Man könnte vermuten, dass dieser Dienstag ein großer Festtag wäre beim Tübinger Biotech-Spezialisten Curevac. Immerhin hat überraschend und zumindest für die Öffentlichkeit recht kurzfristig ein wichtiger Geschäftspartner seinen Besuch angekündigt: Elon Musk, US-Milliardär, Tesla-Chef und Großvisionär, der Weltkonzerne schafft. Wo der Mann auftaucht, so die Vorstellung, beginnt der Aufbruch in die Zukunft.

Für die Schwaben hingegen scheint es eher ein einfacher Arbeitsbesuch zu sein. Keine große Ankündigung, kein mediales Trommeln, nichts. Nicht einmal der genaue Zeitpunkt des Besuchs ist bekannt. Freuen die sich denn gar nicht? 

Es wäre jedenfalls kein Wunder, wenn die Begeisterung verhalten wäre – denn so ganz ohne atmosphärische Störungen verlief die Geschäftsbeziehung zwischen Musk und Curevac bislang augenscheinlich nicht. Doch um das zu verstehen, muss man ein paar Jahre zurückspringen. 

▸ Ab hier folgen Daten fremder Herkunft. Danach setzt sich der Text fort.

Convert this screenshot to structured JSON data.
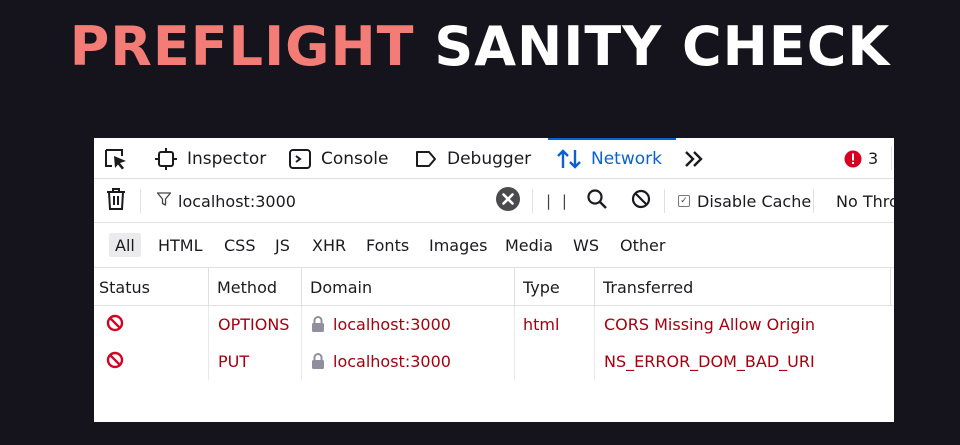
{
  "headline": {
    "word1": "PREFLIGHT",
    "word2": "SANITY CHECK"
  },
  "toolbar": {
    "inspector": "Inspector",
    "console": "Console",
    "debugger": "Debugger",
    "network": "Network",
    "error_count": "3"
  },
  "filterbar": {
    "filter_value": "localhost:3000",
    "pause_label": "| |",
    "disable_cache": "Disable Cache",
    "throttling": "No Thro"
  },
  "type_filters": [
    "All",
    "HTML",
    "CSS",
    "JS",
    "XHR",
    "Fonts",
    "Images",
    "Media",
    "WS",
    "Other"
  ],
  "table": {
    "headers": [
      "Status",
      "Method",
      "Domain",
      "Type",
      "Transferred"
    ],
    "rows": [
      {
        "method": "OPTIONS",
        "domain": "localhost:3000",
        "type": "html",
        "transferred": "CORS Missing Allow Origin"
      },
      {
        "method": "PUT",
        "domain": "localhost:3000",
        "type": "",
        "transferred": "NS_ERROR_DOM_BAD_URI"
      }
    ]
  },
  "colors": {
    "headline_accent": "#f47c76",
    "network_active": "#0a62d0",
    "error_red": "#d70022",
    "row_text": "#a4000f"
  }
}
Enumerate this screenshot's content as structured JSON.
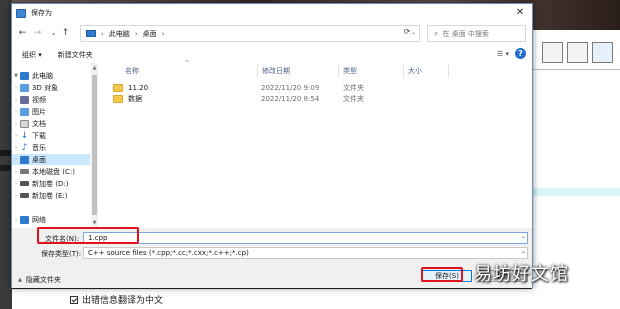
{
  "dialog": {
    "title": "保存为",
    "close_glyph": "✕"
  },
  "nav": {
    "back_glyph": "←",
    "forward_glyph": "→",
    "recent_glyph": "⌄",
    "up_glyph": "↑",
    "refresh_glyph": "⟳"
  },
  "address": {
    "separator": "›",
    "crumbs": [
      "此电脑",
      "桌面"
    ],
    "dropdown_glyph": "⌄"
  },
  "search": {
    "placeholder": "在 桌面 中搜索",
    "icon": "⌕"
  },
  "toolbar": {
    "organize_label": "组织 ▾",
    "new_folder_label": "新建文件夹",
    "view_glyph": "☰ ▾"
  },
  "help": {
    "label": "?"
  },
  "tree": [
    {
      "label": "此电脑",
      "icon": "pc-icon",
      "color": "#2e7ad1",
      "expanded": true
    },
    {
      "label": "3D 对象",
      "icon": "cube-icon",
      "color": "#5aa0e0"
    },
    {
      "label": "视频",
      "icon": "video-icon",
      "color": "#6b6b9b"
    },
    {
      "label": "图片",
      "icon": "pictures-icon",
      "color": "#5aa0e0"
    },
    {
      "label": "文档",
      "icon": "document-icon",
      "color": "#8a8a8a"
    },
    {
      "label": "下载",
      "icon": "download-icon",
      "color": "#1f6fd0"
    },
    {
      "label": "音乐",
      "icon": "music-icon",
      "color": "#1f6fd0"
    },
    {
      "label": "桌面",
      "icon": "desktop-icon",
      "color": "#2e7ad1",
      "selected": true
    },
    {
      "label": "本地磁盘 (C:)",
      "icon": "drive-icon",
      "color": "#555555"
    },
    {
      "label": "新加卷 (D:)",
      "icon": "drive-icon",
      "color": "#555555"
    },
    {
      "label": "新加卷 (E:)",
      "icon": "drive-icon",
      "color": "#555555"
    },
    {
      "label": "网络",
      "icon": "network-icon",
      "color": "#2e7ad1"
    }
  ],
  "columns": {
    "name": "名称",
    "date": "修改日期",
    "type": "类型",
    "size": "大小"
  },
  "files": [
    {
      "name": "11.20",
      "date": "2022/11/20 9:09",
      "type": "文件夹"
    },
    {
      "name": "数据",
      "date": "2022/11/20 8:54",
      "type": "文件夹"
    }
  ],
  "save": {
    "filename_label": "文件名(N):",
    "filename_value": "1.cpp",
    "filetype_label": "保存类型(T):",
    "filetype_value": "C++ source files (*.cpp;*.cc;*.cxx;*.c++;*.cp)",
    "hide_folders_label": "隐藏文件夹",
    "save_button": "保存(S)",
    "cancel_button": "取消"
  },
  "background_app": {
    "checkbox_label": "出错信息翻译为中文"
  },
  "watermark": "易坊好文馆",
  "colors": {
    "highlight": "#e0141e",
    "selection": "#cce8ff",
    "accent": "#0078d7"
  }
}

2017 kauft Musk den Anlagenbauer Grohmann. Der Mittelständler aus Prüm in der Eifel ist Spezialist für Fertigungsanlagen, die im modernen Automobilbau unverzichtbar sind und zählte Branchengrößen wie Daimler oder BMW zu seinen Kunden. Musk versprach sich von dem Investment wichtiges Know-how für die Serienfertigung seiner Tesla-Automobile. Die nämlich verlief zu dieser Zeit alles andere als reibungslos. Binnen kürzester Zeit nordete Musk die Prümer Firma ganz auf Tesla ein, alte Lieferverträge wurden gekündigt, auch wenn das Millionen kostete.

Grohmann auf Tesla-Linie

Vor der Übernahme durch Musk hatte Grohmann allerdings auch noch einen Vertrag mit der damals noch unbekannten Biotechfirma Curevac abgeschlossen. Es ging um die Serienfertigung von kleinen Reaktoren, in denen sogenannte mRNA produziert werden kann, die als Basis von Impfstoffen dient. Die Idee ist einfach: Statt reproduktionsfähiger Krankheitserreger wird das Immunsystem mithilfe von Proteinen trainiert, die für den jeweiligen Erreger typisch sind. Die mRNA enthält den Bauplan für…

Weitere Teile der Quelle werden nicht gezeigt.